Like a half-made car with extra horns and wheels tacked to one end, a truncated protein with an apparently random sequence of alanines and threonines looks strange, 而且可能无法正常工作. But the nonsensical sequence likely serves specific purposes. The code could signal that the partial protein must be destroyed, or it could be part of a test to see whether the ribosome is working properly. Evidence suggests that either or both of these processes could be faulty in 神经退行性疾病 such as Alzheimer's, Amyotrophic lateral sclerosis (ALS), or Huntington's.

"There are many interesting implications of this work and none of them would have been possible if we didn't follow our curiosity,布兰德曼说。. "The primary driver of discovery has been exploring what you see, and that's what we did. There will never be a substitute for that."

The scientists first considered the unusual phenomenon when they saw evidence of it with their own eyes. They fine-tuned a technique called cryo-electron microscopy to flash freeze, 然后想象一下, the quality control machinery in action. "We caught Rqc2 in the act,弗罗斯特说. “但这个想法太牵强了. 大发娱乐有责任证明这一点."

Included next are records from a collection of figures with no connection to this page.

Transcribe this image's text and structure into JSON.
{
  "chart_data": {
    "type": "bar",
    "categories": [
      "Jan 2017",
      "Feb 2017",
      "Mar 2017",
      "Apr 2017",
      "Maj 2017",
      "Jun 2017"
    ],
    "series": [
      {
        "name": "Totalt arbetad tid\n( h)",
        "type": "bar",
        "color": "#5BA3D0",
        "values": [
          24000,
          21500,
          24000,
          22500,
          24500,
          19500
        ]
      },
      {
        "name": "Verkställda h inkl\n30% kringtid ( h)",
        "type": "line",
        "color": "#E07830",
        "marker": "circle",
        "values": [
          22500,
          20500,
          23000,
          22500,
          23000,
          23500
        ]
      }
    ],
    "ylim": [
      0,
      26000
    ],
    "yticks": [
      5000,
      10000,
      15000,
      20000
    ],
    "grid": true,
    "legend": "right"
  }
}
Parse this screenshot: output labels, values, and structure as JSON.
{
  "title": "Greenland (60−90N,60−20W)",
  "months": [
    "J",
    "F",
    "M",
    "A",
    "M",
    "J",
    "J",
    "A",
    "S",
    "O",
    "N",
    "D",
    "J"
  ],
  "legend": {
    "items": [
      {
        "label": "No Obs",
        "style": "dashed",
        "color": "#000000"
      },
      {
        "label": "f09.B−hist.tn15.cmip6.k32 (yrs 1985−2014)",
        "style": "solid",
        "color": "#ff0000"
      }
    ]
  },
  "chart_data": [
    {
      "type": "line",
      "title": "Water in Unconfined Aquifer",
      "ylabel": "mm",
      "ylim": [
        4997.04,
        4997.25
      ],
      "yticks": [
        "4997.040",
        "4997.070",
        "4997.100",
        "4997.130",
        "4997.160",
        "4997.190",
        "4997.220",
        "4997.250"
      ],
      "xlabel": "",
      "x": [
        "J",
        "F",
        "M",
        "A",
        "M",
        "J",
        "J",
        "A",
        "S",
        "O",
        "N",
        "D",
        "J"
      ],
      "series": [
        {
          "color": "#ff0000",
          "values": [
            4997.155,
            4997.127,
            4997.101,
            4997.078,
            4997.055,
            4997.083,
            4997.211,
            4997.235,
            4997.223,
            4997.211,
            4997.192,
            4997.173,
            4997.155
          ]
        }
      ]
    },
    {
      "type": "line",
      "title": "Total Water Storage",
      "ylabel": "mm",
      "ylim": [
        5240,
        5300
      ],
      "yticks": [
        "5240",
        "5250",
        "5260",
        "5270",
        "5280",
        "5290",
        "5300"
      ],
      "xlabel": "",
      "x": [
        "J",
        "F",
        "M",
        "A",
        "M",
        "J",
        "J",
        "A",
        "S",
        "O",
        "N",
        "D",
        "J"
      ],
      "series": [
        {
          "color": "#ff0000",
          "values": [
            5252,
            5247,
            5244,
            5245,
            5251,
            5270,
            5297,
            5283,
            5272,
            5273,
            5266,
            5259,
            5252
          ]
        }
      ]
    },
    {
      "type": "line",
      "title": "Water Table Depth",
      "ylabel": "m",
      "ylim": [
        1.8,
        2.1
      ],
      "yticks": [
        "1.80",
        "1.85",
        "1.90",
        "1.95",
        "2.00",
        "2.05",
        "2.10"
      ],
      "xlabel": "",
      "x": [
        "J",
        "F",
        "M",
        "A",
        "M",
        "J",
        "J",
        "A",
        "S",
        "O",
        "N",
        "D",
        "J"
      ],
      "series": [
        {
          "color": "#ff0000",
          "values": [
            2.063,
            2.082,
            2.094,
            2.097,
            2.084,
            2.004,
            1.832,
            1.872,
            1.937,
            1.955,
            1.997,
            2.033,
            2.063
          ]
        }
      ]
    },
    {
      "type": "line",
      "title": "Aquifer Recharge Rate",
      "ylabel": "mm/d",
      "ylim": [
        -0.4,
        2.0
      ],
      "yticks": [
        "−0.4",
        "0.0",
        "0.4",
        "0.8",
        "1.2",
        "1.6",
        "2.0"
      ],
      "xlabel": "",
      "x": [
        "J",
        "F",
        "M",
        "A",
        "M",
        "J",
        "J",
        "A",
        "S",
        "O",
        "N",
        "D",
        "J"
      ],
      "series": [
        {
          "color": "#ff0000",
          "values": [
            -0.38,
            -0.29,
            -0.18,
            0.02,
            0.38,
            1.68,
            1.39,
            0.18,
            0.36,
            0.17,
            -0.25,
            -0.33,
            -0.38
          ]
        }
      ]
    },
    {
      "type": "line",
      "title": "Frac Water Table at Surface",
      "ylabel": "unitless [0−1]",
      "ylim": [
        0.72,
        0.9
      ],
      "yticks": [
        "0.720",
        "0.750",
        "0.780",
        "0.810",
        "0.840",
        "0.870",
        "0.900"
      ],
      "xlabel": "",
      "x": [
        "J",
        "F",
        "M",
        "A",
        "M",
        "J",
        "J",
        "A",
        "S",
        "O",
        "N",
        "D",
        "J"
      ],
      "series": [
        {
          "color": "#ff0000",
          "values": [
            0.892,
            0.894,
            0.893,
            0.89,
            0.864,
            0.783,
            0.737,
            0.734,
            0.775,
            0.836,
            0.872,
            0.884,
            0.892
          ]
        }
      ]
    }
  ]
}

It took extensive biochemical analysis to validate their hypothesis. New RNA sequencing techniques showed that the Rqc2/ribosome complex had the potential to add amino acids to stalled 蛋白质 because it also bound tRNAs, structures that bring amino acids to the protein assembly line. The specific tRNAs they saw only carry the amino acids alanine and threonine. The clincher came when they determined that the stalled 蛋白质 had extensive chains of alanines and threonines added to them.

"Our job now is to determine when and where this process happens, 当它失败时会发生什么,弗罗斯特说.

沈, 霜, Brandman, and Weissman conducted the work in collaboration with colleagues at the University of Utah (Krishna Parsawar, 詹姆斯·考克斯), University of California at San Francisco (Xueming Li, 程一帆, 马修·拉森), 斯坦福大学(Joseph Park), and the University of Texas at Austin (Yidan Qin, 艾伦Lambowitz).

The research was supported by grants from the Searle Scholars program, 美国国立卫生研究院, the Howard Hughes Medical Institute, 斯坦福大学, 以及犹他大学.

Rqc2p and 60S ribosomal subunits mediate mRNA-independent elongation of nascent chains. 彼得年代. 沈, Joseph Park, Yidan Qin, Xueming Li, Krishna Parsawar, Matthew H. Larson, James Cox, 程一帆, Alan M. 乔纳森·兰博维茨. 魏斯曼,奥恩·布兰德曼,亚当·弗罗斯特. 科学1月. 2, 2015

被抓在手里

Rqc2 protein adds amino acids to another protein. 这项新发现与教条相反, showing for the first time that the building blocks of a protein, 叫做氨基酸, 能被另一种蛋白质组装吗, 没有基因指令. The Rqc2 protein (yellow) binds tRNAs (dark blue, teal) which add amino acids (bright spot in middle) to a partially made protein (green). The complex binds the ribosome (white).